Earlier this month, U.S. Attorney General Eric Holder announced plans to try five alleged terrorists in the Southern District of New York. The hue and cry was loud and long: Our prisons cannot hold them, the law will set them free, and now darkness clouds a once safe future.
Hysteria like this is sadly familiar. Within days of the Sept. 11, 2001, attacks, an image of the Muslim terrorist took shape in American society. He is less than human — a barbarian who has renounced the conventions of civilized behavior. Yet he is also more than human. At special camps and schools, he has trained his mind and body to perfection. He has the strength of Hercules and the skill of Houdini.
Even if you manage to capture him, he has exotic skills that enable him to resist all interrogations. And though he may appear harmless, even innocent, do not be fooled; he is a master of disguise. Do not bring him to this country, and do not give him the benefit of the law. He is not like mortal men. It is the myth of the superhuman terrorist.
It is thinking like this that has taken us so far astray. It explains, for instance, the widespread belief that the government had to use "enhanced" interrogation techniques. Because detainees supposedly received "resistance training," the United States could not rely on conventional methods. But we have finally learned what history will record as obvious: Muslim prisoners have no special "resistance" to interrogation. After eight years, there is no evidence that information secured by torture could not have been secured by lawful means.
Hysteria hits high water when talk turns to the detention center at Guantánamo Bay, Cuba. Elected officials seem to have taken lessons from P.T. Barnum: "The most deadly killers in the world"; "The worst of the worst." But when proof substitutes for prattle, federal judges see it differently: Thirty-eight prisoners have had their fate decided by the courts, and 30 have been cleared. In one of the few cases in which the government prevailed, the court described the evidence as "gossamer thin." Meanwhile, the administration has completed a review of about half the prisoners at the base. The great majority have been cleared for release. And this does not count the more than 500 previously released by the Bush administration.

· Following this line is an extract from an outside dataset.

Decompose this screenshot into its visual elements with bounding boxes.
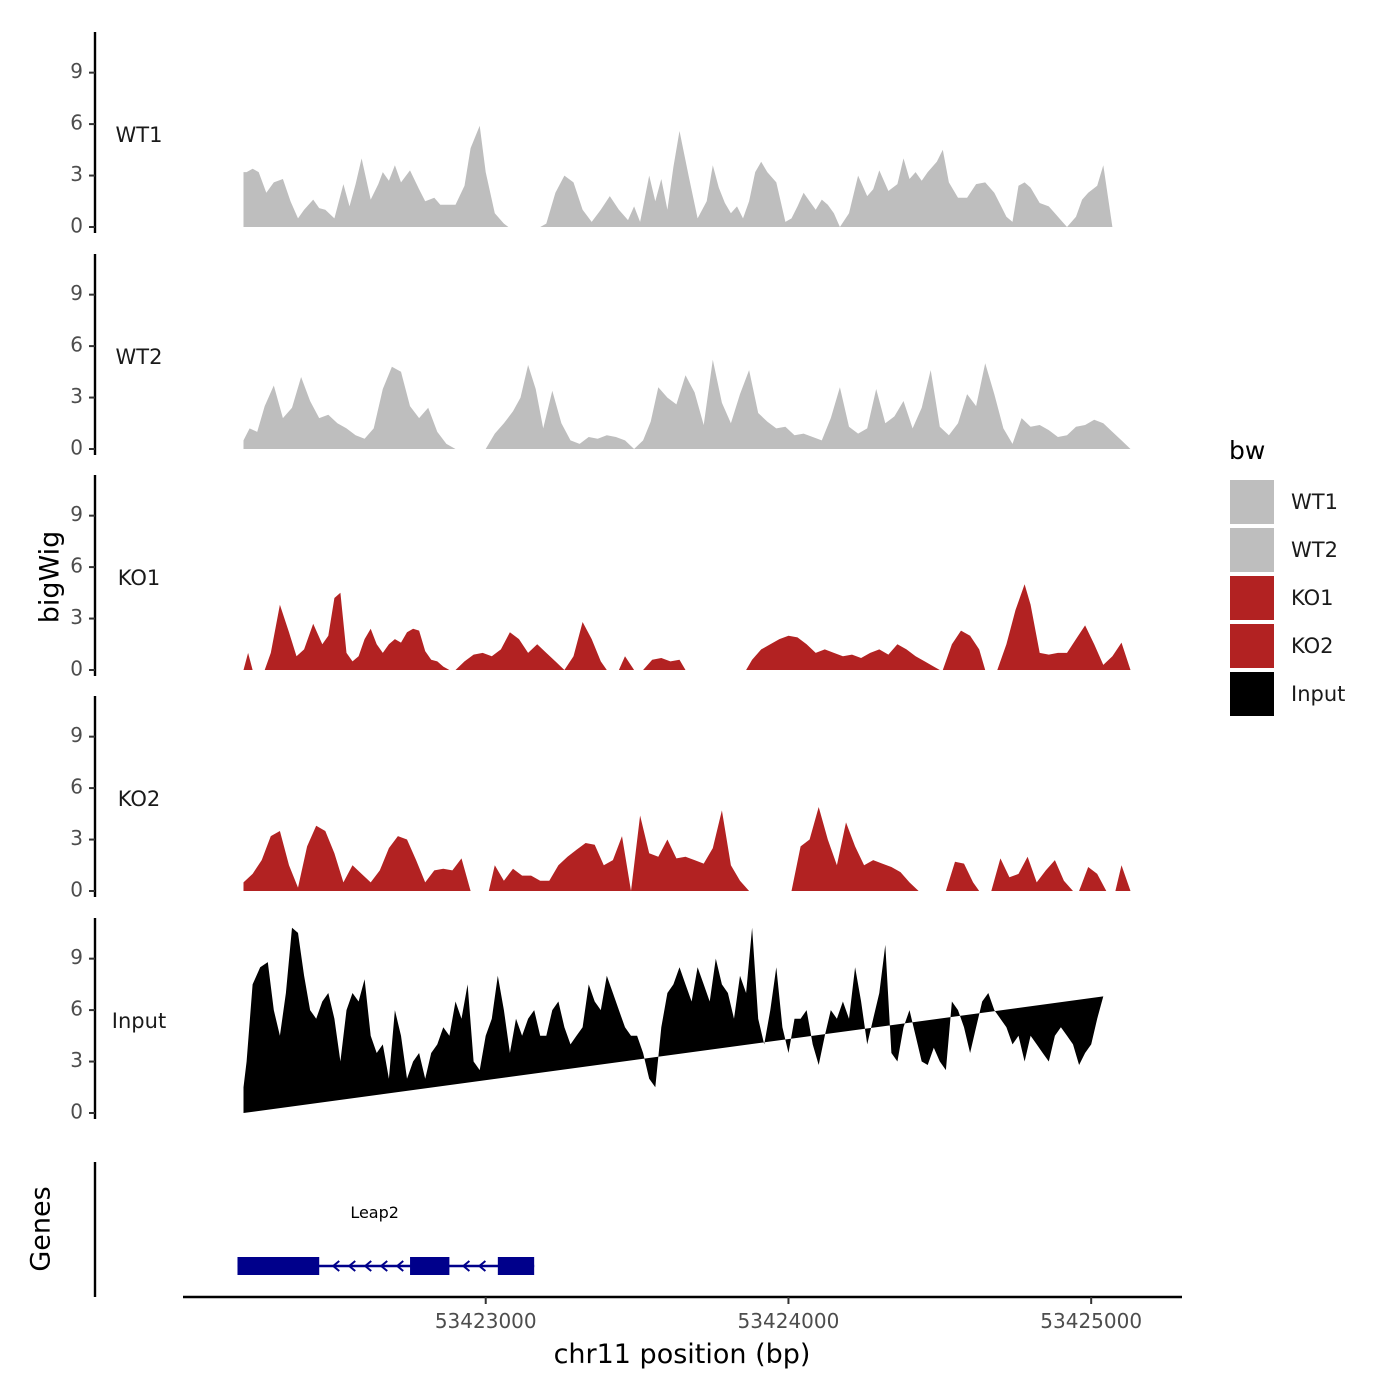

In much the same way, the myth accounts for the savage attacks on the machinery of American justice, so much on display following Holder's announcement. But the cry that we cannot prosecute alleged terrorists founders on the rock of repeated national experience — we have successfully prosecuted terrorists for many years, and we will again. The ridiculous suggestion that we will not be able to house them securely was recently dispatched by the American Correctional Association, the oldest and largest corrections group in the country, and it was Harley Lappin, director of the Federal Bureau of Prisons, who testified in Congress about the procedures in place to prevent radicalization.
Some worry that federal prosecutors may lose the 9/11 case. But the odds of an acquittal are vanishingly small; the defendants have eagerly admitted their guilt. In any case, the possibility of an acquittal casts a shadow over every trial, except those we stage just for show. Presumably no one suggests we loosen the fetters of the law merely because we fear a loss; the moral bankruptcy of a system deliberately designed to convict hardly requires comment.
Step by step, we are slowly shaking off the myth. But myths are like weeds — they can take root almost anywhere, survive on almost anything and are nearly impossible to kill. Some people, such as Senate Minority Leader Mitch McConnell (R-Ky.), now say the question is not whether we can try alleged terrorists in federal court but whether we should. ["A Lesson from the Uighers," NLJ, Nov. 9]. But his question summons to mind the observation of Winston Churchill: "Americans can always be counted on to do the right thing," he said, "after they have exhausted all other possibilities."
So why at last should we resort to the law? Because after eight years of exhausting other possibilities, it is finally time to do the right thing.
Joseph Margulies is assistant director of the Roderick MacArthur Justice Center at Northwestern University School of Law.